Tesco group chief executive Philip Clarke said he is “determined to provoke a reappraisal” of his business and has vowed that the grocery giant will emerge a truly multichannel leader.
Speaking to Retail Week in an exclusive interview on the first day of Retail Week Live where he made the keynote address, Clarke said Tesco was a leader in the first curve – the bricks and mortar era – and now the grocer “has to take the lead in reshaping the industry again” with the second curve of the bricks and clicks era.
He said: “I was at Cockfosters yesterday to experience our click, commute and collect. I’m speaking to you on the 25th anniversary of the internet, and who would have thought 25 years ago that you would be able to pick up your groceries at a tube station.”
“This is the multichannel chapter. When we look back, we will see that the company changed to reflect the new world order. It will be painful, but it’s the right thing for our customers and investors.”
Clarke said he believed The City and investors understand his strategy. “Analysts seem to have described exactly what we’re trying to do. We’re clear and we don’t have much more to change beyond accelerating our strategy.”
He said Tesco is strengthening the existing business, and accelerating the rate of improvements made online. “Every business is at different stages but the direction of travel is clear. There are seismic changes happening in our sector, and in other sectors such as newspapers, and each business needs to decide its strategy.”
“There are seismic changes happening in our sector, and in other sectors such as newspapers, and each business needs to decide its strategy”
Philip Clarke, Tesco
Clarke said it is essential that each business has the skills for the new era. He said for Tesco it is important to have people experienced in the first curve and the second.
He likened Tesco’s team to that of Liverpool – the football team Clarke supports – and said: “The manager of my football club Brendan Rodgers would say that he needs to strengthen the squad, but he’s second or third and challenging for the top position and fans are daring to dream they are leaders in the premier league.
“We’ve got incredible strength – some of the team have been there 30 years and some a year – but we’re always looking for new talent. Rodgers is thinking ‘I have Sturridge, Suarez and Sterling, but I want more’ and we’re always looking for more.”
Tesco revealed at its investor day last month that it would invest £200m in price and a further £200m in a FuelSave offer which went nationwide today. When asked whether that was enough to fight the discounters, Clarke said: “What we know is you have to differentiate, innovate and create. Look at Barnes & Noble and Nook and the challenges they are facing. It had to completely reinvent itself against Amazon.”
He added: “Other retailers will not launch a current account, digital wallet, ebooks, 3,000 click and collect locations and have businesses such as Harris & Hoole, Giraffe – it’s all about differentiation.”
He said that while Tesco had acknowledged it needed to be sharper on price, it was part of the overall mix and not the only reason shoppers will shop with the grocer. “I’m not in the business for market share.

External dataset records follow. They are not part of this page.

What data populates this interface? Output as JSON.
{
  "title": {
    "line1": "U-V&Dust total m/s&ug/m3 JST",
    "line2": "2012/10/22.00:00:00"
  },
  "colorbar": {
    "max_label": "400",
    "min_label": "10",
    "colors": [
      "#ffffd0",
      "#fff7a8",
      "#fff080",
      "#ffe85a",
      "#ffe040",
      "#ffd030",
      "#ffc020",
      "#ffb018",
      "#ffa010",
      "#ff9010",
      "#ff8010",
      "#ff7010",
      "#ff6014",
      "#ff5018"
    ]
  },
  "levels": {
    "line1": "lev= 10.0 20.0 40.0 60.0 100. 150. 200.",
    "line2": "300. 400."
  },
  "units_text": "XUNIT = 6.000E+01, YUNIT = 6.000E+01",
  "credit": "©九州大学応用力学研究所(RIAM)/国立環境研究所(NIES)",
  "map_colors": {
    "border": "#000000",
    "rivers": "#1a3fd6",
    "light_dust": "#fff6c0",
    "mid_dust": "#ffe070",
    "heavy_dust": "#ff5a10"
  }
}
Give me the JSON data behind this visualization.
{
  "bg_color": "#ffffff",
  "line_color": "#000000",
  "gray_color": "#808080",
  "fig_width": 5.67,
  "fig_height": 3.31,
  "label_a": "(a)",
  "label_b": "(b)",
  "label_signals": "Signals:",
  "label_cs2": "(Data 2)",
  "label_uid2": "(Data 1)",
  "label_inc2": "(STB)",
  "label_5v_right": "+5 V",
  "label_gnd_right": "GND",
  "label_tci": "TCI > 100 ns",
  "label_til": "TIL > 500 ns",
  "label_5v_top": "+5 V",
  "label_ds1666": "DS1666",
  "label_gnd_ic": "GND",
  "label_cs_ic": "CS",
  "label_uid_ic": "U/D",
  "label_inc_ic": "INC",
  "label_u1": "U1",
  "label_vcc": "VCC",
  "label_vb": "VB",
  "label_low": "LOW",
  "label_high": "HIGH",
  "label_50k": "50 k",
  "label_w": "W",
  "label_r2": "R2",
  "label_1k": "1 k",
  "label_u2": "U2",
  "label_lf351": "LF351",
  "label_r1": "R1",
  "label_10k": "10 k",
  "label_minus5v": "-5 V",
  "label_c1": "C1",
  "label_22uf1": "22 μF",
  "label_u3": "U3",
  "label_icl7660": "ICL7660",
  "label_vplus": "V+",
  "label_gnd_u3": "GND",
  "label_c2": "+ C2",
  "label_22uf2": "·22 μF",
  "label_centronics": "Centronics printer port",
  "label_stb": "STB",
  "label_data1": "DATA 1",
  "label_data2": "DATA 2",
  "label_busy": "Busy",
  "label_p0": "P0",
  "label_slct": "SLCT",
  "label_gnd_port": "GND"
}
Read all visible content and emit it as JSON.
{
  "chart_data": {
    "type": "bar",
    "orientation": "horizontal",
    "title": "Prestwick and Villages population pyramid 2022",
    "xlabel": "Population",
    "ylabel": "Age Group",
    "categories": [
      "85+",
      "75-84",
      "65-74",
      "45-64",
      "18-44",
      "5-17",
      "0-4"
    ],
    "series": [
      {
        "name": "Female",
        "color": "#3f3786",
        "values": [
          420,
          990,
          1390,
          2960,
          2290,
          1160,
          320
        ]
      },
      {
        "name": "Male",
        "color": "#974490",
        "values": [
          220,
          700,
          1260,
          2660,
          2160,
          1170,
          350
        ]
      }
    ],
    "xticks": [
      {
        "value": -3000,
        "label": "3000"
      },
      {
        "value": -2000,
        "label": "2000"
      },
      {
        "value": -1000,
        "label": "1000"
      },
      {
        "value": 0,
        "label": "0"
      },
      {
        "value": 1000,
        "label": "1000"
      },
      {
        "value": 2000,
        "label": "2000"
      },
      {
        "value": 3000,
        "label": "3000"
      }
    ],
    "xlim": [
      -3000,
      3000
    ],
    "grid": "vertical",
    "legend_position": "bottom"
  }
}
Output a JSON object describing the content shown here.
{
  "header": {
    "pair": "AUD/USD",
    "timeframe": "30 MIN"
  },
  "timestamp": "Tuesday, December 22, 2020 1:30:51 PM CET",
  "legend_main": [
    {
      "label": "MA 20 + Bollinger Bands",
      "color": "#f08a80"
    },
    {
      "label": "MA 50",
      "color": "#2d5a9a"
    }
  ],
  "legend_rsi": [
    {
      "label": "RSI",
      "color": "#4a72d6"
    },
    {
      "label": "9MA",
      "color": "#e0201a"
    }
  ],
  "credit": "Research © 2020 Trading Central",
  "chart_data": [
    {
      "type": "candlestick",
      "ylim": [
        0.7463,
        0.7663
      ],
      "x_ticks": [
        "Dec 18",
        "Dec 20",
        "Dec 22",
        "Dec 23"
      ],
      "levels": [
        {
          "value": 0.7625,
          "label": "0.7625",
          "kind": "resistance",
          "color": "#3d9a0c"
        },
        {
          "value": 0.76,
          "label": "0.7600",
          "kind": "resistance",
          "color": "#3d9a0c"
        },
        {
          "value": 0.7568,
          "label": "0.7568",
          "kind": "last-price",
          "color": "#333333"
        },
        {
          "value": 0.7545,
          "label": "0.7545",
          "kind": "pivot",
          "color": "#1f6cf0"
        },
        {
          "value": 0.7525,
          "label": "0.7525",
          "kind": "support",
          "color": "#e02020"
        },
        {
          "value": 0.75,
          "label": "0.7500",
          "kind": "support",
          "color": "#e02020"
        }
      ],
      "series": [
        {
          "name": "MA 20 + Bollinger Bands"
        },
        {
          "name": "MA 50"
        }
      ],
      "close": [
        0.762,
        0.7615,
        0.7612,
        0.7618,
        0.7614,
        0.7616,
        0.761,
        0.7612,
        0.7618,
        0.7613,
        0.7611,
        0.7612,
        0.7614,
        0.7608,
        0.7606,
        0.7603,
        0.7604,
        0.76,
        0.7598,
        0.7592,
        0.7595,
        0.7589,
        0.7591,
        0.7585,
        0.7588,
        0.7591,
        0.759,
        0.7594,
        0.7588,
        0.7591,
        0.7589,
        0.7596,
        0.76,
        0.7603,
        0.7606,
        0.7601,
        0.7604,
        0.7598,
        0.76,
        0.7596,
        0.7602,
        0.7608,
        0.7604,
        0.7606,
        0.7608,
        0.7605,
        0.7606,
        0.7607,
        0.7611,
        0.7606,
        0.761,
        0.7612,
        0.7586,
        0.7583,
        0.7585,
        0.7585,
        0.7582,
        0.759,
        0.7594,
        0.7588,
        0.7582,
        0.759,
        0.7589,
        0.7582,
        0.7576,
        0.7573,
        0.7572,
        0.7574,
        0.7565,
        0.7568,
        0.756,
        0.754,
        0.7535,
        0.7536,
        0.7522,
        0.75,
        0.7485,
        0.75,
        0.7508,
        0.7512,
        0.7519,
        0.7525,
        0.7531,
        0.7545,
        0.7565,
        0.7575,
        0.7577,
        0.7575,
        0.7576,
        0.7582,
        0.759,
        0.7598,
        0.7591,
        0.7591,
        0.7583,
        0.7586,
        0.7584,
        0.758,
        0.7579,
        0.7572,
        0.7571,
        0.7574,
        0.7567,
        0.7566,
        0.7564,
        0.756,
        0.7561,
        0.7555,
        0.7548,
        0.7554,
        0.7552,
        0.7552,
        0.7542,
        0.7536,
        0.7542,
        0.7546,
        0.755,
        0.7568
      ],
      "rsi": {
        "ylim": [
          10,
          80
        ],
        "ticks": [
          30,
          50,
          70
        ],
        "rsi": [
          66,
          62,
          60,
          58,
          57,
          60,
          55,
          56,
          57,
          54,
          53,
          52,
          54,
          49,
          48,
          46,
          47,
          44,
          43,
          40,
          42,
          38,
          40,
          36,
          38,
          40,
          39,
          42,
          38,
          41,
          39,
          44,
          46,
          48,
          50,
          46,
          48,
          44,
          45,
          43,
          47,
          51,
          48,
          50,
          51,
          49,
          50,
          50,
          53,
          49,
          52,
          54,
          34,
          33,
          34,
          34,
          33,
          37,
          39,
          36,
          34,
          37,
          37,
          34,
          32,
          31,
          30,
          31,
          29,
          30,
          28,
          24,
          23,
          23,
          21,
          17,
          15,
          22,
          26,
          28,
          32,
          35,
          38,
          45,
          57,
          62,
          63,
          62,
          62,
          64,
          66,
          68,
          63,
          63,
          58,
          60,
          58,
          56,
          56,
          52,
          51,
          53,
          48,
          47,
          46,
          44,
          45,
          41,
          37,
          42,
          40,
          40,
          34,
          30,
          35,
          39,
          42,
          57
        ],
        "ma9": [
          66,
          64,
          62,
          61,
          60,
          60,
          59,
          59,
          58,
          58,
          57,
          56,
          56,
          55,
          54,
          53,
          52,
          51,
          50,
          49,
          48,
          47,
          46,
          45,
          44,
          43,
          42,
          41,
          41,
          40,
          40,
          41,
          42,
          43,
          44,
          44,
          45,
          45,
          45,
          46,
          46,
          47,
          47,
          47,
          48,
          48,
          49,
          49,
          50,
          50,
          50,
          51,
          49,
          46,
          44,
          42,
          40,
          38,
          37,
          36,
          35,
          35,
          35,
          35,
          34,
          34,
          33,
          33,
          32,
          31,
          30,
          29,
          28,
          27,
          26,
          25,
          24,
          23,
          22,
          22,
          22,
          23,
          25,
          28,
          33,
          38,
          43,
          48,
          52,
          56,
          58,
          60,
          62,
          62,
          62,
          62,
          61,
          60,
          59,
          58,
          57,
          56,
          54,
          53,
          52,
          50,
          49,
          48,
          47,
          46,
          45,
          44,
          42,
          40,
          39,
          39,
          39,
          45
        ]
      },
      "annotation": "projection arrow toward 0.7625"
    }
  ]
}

When I called an end to the space race that obviously meant we would lose some market share but my job is to see Tesco through to its next period of growth.”
Clarke said he is confident his strategy is the right course for Tesco and that while the rapid pace of change means it is difficult to see what shoppers might want in the future, he is setting the business up for the new era.
He said: “All our store overhauls will be completed in three years and the larger stores we will do in 2016 might be different to our first – in Watford – but we believe we have the right mix now of casual dining, F&F clothing, home and a focus on fresh food.”
Clarke said that he does not want to buy any more businesses such as Giraffe. He said: “We have a stable of family dining and we don’t need any more. What I need is for innovation and creativity to keep flowing from them. We’re opening a craft bakery in south east London, it’s being commissioned as we speak, and that’s the sort of innovation we need.”
Clarke, who has been with Tesco for 40 years and was part of the management team under former boss Sir Terry Leahy, said he had no regrets about the previous strategy that included a focus on opening big box stores, which it is now overhauling to compete in the changed world. “At that time, the Prime Minister and Chancellor said there would be no more booms and busts, just growth. But the world changed, and who could predict that. I only look back to learn, my job is to look forward.”